AbsaOSS / enceladus

Dynamic Conformance Engine
Apache License 2.0
29 stars 14 forks source link

SparkJobs return code based on data quality #1542

Open benedeki opened 3 years ago

benedeki commented 3 years ago

Background

SparkJobs return non-zero return code when there's an incorrect data definition (data not adhering to schema for example) or some other exception.

Feature

It has been suggested, to allow a more nuanced processing pipe to be possible to define a data quality threshold. If that is breached SparkJobs would end with a non-zero exit code too (different from the other exceptions).

Proposed Solution

Needs to figure out how to specify the data-quality thresholds and then make the checks. Possibly this can change into an Epic.

Zejnilovic commented 3 years ago

Collecting data from withing a distributed app could be bad. However I look at it, this will need a 3rd party or outside app monitoring the job. E.g. Menas would need to read those DataQuality messages provided by the Kafka plugin, monitoring the jobs and then killing it using yarn command if it sees too many "fails".

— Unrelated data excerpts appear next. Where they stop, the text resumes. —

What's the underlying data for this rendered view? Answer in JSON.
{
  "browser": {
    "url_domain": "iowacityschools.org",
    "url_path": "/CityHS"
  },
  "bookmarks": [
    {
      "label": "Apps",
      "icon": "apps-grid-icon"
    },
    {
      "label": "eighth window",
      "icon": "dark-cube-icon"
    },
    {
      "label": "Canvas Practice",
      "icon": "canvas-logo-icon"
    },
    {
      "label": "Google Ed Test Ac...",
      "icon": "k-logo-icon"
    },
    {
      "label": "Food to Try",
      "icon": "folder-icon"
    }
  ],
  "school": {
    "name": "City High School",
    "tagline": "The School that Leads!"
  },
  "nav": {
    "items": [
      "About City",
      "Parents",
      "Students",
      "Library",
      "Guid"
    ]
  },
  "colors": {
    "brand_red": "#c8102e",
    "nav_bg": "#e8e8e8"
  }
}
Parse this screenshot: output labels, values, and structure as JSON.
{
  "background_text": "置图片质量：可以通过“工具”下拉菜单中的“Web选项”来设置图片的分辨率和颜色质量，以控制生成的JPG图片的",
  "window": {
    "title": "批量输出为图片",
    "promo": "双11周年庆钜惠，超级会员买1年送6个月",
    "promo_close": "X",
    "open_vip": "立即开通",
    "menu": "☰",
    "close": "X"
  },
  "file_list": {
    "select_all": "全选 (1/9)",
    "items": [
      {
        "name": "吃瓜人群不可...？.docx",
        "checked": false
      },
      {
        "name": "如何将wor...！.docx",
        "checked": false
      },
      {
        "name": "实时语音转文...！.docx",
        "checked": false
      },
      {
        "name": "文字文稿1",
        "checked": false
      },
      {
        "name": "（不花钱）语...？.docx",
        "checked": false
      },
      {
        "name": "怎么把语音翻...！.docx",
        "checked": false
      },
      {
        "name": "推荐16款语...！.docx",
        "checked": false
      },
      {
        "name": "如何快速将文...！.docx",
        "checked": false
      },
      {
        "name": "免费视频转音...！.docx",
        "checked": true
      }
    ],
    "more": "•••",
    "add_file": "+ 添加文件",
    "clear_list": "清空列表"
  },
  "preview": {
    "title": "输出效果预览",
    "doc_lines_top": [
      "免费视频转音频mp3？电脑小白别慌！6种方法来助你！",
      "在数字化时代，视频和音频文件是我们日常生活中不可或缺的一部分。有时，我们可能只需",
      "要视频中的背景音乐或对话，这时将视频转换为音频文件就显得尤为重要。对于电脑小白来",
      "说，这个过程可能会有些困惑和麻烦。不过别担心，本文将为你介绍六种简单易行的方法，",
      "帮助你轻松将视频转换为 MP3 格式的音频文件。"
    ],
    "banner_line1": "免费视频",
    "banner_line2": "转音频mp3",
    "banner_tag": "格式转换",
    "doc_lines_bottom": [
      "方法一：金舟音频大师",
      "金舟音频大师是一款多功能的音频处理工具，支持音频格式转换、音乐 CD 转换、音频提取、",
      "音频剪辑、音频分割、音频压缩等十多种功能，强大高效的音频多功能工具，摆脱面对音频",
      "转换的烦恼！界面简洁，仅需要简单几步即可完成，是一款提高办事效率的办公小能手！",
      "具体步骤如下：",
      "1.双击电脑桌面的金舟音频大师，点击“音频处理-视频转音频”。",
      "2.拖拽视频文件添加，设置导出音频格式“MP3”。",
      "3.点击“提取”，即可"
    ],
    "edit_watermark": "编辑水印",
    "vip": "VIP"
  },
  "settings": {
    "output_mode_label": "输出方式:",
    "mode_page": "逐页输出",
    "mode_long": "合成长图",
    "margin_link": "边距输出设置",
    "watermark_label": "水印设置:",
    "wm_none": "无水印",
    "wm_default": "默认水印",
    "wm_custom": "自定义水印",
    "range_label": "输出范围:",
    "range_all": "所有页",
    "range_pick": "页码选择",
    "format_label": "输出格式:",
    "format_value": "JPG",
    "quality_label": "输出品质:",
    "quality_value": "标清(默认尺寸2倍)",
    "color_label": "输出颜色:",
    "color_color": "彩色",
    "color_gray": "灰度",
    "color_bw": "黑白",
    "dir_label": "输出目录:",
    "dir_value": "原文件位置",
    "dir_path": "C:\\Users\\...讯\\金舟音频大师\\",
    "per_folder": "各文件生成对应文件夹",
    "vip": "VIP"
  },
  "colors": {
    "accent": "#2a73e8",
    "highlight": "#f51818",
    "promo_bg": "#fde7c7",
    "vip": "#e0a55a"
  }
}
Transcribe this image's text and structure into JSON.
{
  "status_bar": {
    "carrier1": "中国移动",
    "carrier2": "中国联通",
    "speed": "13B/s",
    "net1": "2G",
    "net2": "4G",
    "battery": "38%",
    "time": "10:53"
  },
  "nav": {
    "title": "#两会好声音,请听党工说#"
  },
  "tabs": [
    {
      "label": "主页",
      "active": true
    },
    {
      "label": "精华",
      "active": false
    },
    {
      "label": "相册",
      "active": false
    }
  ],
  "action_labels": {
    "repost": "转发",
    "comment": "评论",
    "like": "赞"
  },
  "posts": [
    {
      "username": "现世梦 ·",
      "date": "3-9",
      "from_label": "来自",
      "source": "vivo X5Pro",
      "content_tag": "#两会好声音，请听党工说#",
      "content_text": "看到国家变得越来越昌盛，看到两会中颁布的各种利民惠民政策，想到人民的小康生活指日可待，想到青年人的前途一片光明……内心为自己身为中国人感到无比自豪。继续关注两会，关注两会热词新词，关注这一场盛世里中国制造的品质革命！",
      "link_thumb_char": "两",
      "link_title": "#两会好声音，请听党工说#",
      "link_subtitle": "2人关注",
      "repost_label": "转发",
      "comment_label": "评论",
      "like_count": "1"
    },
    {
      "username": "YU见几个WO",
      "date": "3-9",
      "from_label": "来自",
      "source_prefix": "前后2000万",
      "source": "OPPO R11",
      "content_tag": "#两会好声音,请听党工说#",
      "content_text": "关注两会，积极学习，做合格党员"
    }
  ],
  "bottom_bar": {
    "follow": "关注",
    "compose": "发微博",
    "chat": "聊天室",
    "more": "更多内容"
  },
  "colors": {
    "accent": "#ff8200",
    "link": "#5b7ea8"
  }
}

benedeki commented 3 years ago

I don't think the requested feature in necessary killing the job if it gets over the threshold. (In such case your suggestion would indeed be probably the only one working.) But it would actually mean no result from the Spark job, and therefore also limited information what were the quality issues. But the requested feature was, that it would be enough, the return code to be added at the end only,as a "result" of post-processing.